Le peuple souffre. La bourgeoisie cultive ses talents. On édite à Paris plus de deux cents pamphlets. Le désordre politique et la combustion des esprits sont à leur comble.
Mais en 1620 arrivent presque à maturité des habiles gens, manuels et spéculatifs, qui dans tous les domaines des arts et des sciences vont révolutionner ce début du XVIIe siècle et en faire un des moments les plus passionnants de notre histoire.
 
 
  Un terreau scientifique fertile
Au début du XVIIe, les allées et les plates-bandes du jardin des sciences sont mal dessinées ; les mauvaises herbes de l’obscurantisme envahissent le terrain et étouffent les pensées les plus délicates. Cependant, des amateurs jardiniers regardent ce jardin avec des yeux neufs et subtils, prêts à dompter l’imperfection des lieux. Ils s’emparent de tous les outils disponibles, au besoin en inventent de nouveaux et se mettent à creuser, et se mettent à planter. Ils ont la chance de trouver un sol déjà bien amendé, un terreau fertile, car des savants, notamment italiens, ont déjà renoué avec la science hellénique. Euclide, Apollonius, Pappus, Archimède et Diophante sont traduits en latin, la langue de l’Europe savante, puis en langue vernaculaire.
En France, François Viète (1540-1603) imagine le calcul littéral, c’est-à-dire l’algèbre classique, et donne ainsi aux mathématiciens une langue universelle et un outil extrêmement performant pour résoudre des problèmes dans toute leur généralité.
  En Pologne, Nicolas Copernic (1473-1543) publie, prudemment, quelques jours avant sa mort, son traité d’astronomie, où il examine, comme "supposition", un système planétaire héliocentrique. Mais l’Allemand Johann Képler (1571-1630), en publiant en 1609 son Astronomia nova, transforme cette supposition théologiquement condamnable en hypothèse scientifiquement vraisemblable.
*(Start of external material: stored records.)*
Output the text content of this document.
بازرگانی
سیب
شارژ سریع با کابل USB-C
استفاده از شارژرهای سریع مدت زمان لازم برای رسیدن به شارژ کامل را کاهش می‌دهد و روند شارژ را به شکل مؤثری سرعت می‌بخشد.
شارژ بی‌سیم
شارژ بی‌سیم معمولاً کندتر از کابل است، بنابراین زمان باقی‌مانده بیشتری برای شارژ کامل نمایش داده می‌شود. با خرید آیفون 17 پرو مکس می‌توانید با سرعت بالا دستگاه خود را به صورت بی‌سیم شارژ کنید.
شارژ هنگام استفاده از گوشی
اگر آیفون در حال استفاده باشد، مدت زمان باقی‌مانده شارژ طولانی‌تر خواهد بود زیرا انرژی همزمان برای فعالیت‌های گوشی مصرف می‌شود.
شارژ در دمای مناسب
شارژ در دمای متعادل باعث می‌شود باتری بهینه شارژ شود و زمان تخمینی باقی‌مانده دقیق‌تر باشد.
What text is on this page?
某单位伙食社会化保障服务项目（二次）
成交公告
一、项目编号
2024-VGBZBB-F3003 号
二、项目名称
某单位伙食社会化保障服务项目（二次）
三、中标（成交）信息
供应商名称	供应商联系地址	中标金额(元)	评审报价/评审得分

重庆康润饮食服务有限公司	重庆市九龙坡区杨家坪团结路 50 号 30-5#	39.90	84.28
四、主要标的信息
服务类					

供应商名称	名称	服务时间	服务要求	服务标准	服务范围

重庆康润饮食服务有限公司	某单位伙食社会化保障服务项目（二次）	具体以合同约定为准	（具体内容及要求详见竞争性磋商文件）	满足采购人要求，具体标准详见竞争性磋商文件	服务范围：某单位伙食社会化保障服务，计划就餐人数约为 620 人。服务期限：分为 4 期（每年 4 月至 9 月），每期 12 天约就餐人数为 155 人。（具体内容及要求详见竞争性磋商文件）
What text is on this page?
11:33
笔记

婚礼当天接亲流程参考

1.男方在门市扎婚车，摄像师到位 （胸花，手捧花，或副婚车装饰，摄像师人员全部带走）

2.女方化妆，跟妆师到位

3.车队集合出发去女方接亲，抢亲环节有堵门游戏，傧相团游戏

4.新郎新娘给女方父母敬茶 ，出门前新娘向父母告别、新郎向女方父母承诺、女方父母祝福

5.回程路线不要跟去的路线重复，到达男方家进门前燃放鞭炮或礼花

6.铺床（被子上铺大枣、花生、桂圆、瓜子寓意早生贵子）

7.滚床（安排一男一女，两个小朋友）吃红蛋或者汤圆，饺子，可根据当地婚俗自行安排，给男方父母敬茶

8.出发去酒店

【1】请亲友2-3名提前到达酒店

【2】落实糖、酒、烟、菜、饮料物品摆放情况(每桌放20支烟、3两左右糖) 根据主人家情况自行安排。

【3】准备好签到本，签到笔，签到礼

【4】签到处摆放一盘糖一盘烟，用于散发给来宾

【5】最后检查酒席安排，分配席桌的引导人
En Italie, au milieu du XVIe siècle, les éditions en latin et en italien du De Pictura, écrit en 1435 par Leon Battista Alberti (1404-1472), propagent dans les milieux artistiques ce texte fondateur de la peinture occidentale moderne. Le De Artificiali Perspectiva, de Jean Pèlerin Viator (144?-1524), permier traité imprimé de perspective artistique, paraît à Toul en 1505. Les Instructions pour la mesure, à la règle et au compas, des lignes, plans et corps solides… à l’usage de tous les amateurs d’art, d’Albrecht Dürer (1471-1528), sont éditées à Nuremberg en 1525. Grâce à ces trois ouvrages et à quelques autres publiés avant 1620, grâce aussi aux analyses de Léonard de Vinci (1452-1519), souvent prises comme référence, la perspective raisonnée se dégage lentement des règles empiriques d’atelier.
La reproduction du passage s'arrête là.